Vous pourrez me répondre, monsieur le ministre, que nous intervenons déjà dans le cadre de l’opération Chammal ; mais après plusieurs mois de frappes en Irak, quel est le bilan de cette opération, et, plus largement, de la coalition ? La progression de Daech est à peine endiguée ; l’État islamique continue de prospérer sur le territoire qu’il occupe, et même s’organise.

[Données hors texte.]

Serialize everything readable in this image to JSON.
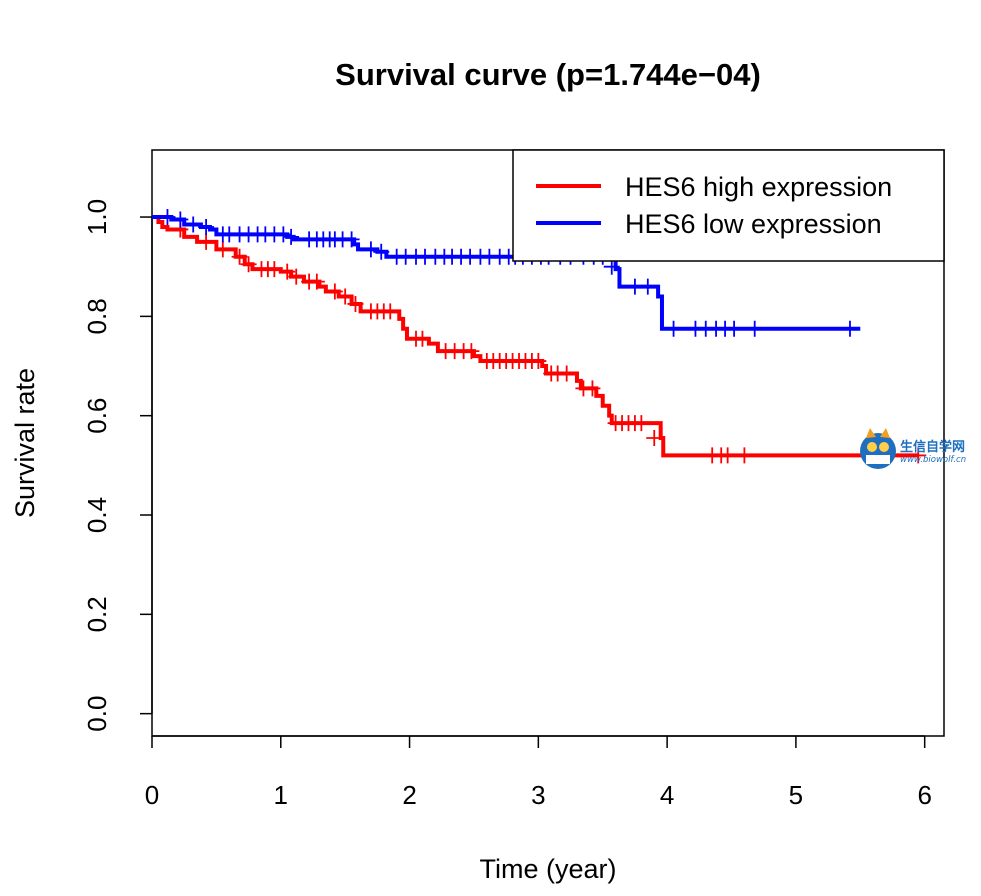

Dans ce contexte, une approche exclusivement aérienne, même élargie à la Syrie, est insuffisante pour venir à bout de l’ennemi. Une intervention aérienne, fût-elle massive, ne peut venir qu’en soutien à des interventions au sol. Là est le cœur du problème qui se pose à nous cet après-midi : il nous faut décider qui peut intervenir efficacement au sol. La question est complexe, tant d’un point de vue politique que d’un point de vue opérationnel. Jean-Pierre Vial et moi-même l’avions déjà soulevée voilà six mois, ainsi que deux collègues députés, lors d’un déplacement à Damas qui avait fait polémique.

Sur le plan politique, une intervention au sol ne peut reposer que sur la plus large coalition possible, car il faut éviter qu’une opération terrestre ne passe pour une action unilatérale des Occidentaux en Orient. Nous ne pouvons pas non plus prendre le risque d’aviver la rivalité entre les sunnites et les chiites. Enfin, nous devons nous garder de tomber dans l’écueil ethnique en mettant en avant les Kurdes contre les Arabes, les Perses ou les Turcs.

Sur le plan opérationnel, l’actuelle coalition évite en apparence les obstacles. Toutefois, considérons lucidement la situation et analysons-la : la France n’a pas les moyens d’intervenir. Quand bien même nous les aurions, je ne recommanderais pas, bien évidemment, une intervention des soldats français sur le sol syrien.

L’Union européenne a pour sa part fait la triste démonstration de son inexistence sur ce dossier. Quant aux États-Unis, il semble bien qu’il n’y ait rien à espérer de leur côté au cours des deux prochaines années. Nous devons donc compter sur les acteurs régionaux pour intervenir contre Daech.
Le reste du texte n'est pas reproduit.